Basquebolista nicaragüense Norchad Omier vive un sueño

La gente murmuraba y miraba con asombro al chavalo de 17 años de edad y 1.98 metros de estatura que fue recibido en medio de flashes, cámara de televisión y familiares.

Nicaragüense Norchad Omier fue recibido por sus familiares el domingo procedente del campamento de baloncesto en Miami. Foto Uriel Molina.

HOY

Cuando el prospecto del baloncesto pinolero Norchad Omier hizo su aparición en el Aeropuerto Augusto C. Sandino la tarde del domingo se rompió el silencio.

La gente murmuraba y miraba con asombro al chavalo de 17 años de edad y 1.98 metros de estatura que fue recibido en medio de flashes, cámara de televisión y familiares.

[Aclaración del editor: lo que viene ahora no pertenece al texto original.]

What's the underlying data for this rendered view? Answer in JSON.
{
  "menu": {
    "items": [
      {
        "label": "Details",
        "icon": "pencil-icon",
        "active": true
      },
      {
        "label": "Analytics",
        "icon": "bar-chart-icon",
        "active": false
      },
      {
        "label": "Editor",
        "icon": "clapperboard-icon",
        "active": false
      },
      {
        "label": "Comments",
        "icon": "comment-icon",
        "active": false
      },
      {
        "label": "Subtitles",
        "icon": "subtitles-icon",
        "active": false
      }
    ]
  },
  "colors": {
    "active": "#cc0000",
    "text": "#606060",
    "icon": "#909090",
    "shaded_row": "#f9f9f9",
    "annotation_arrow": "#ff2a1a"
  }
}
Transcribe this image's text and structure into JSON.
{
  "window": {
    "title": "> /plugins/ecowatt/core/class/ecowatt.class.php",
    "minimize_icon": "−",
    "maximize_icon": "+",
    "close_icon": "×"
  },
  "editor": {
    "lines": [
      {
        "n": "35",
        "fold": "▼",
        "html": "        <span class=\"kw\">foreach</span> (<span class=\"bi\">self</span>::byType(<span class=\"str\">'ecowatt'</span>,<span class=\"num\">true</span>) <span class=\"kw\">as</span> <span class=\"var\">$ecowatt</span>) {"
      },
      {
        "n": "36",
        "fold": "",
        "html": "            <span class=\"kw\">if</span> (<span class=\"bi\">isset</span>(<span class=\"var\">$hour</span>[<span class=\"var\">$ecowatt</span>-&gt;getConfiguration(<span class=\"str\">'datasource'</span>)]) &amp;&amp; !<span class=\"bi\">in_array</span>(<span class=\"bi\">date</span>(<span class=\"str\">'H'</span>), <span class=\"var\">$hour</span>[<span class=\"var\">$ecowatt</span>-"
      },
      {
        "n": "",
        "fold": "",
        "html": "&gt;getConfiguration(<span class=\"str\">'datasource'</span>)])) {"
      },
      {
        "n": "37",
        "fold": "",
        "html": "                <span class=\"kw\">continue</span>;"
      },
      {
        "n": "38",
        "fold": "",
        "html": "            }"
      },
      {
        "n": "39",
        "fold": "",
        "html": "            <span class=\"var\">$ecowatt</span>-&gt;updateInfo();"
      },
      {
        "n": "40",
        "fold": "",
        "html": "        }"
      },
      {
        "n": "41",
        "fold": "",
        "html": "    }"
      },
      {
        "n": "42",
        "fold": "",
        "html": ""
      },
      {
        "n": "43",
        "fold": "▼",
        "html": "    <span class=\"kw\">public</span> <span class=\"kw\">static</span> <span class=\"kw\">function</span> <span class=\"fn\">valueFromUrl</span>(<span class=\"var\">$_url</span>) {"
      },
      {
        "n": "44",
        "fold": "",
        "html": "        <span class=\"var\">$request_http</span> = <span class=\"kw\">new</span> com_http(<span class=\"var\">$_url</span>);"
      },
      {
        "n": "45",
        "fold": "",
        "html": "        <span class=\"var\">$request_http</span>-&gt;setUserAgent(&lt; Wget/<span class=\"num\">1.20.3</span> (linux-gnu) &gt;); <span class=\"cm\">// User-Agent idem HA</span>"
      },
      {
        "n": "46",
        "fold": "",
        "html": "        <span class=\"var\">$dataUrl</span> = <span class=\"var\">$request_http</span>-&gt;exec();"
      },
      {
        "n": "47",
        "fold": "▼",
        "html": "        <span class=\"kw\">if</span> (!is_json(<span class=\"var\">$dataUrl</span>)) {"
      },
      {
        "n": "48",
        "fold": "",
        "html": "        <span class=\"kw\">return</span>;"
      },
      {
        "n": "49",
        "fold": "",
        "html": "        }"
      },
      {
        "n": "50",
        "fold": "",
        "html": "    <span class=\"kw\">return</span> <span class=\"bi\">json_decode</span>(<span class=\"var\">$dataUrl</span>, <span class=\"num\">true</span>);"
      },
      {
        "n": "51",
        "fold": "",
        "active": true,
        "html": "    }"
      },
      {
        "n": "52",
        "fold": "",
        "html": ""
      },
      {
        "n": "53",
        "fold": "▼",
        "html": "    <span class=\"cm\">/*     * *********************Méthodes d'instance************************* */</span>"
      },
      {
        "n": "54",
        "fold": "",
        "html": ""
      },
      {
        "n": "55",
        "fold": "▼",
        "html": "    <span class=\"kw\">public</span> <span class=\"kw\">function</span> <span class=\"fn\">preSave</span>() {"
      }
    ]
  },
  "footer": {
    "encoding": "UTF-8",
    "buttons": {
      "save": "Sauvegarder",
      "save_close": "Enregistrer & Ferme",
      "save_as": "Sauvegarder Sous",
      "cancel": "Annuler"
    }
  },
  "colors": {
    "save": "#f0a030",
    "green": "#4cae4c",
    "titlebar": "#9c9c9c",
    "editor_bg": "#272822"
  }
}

“No lo esperaba”, dijo Norchad con timidez, mientras algunos lo esperaban para tomarse una foto.

Y es que Norchad salió del anonimato hace unas semanas luego de firmar para estudiar en una escuela preparatoria de Miami, en agosto, tras mostrar sus habilidades en un campamento de baloncesto de la academia Miami Tropics, del puertorriqueño Pilín Álvarez, en donde obtuvo un trofeo de Jugador Más Valioso.

“Gracias a Dios me fue bien en donde además de aprender técnicas y mostrar nuestras destrezas jugamos y quedaron impresionados”, contó el muchacho originario de Bluefields.

Norchad sueña con jugar en la NBA, a donde hasta el momento ningún nicaragüense ha llegado.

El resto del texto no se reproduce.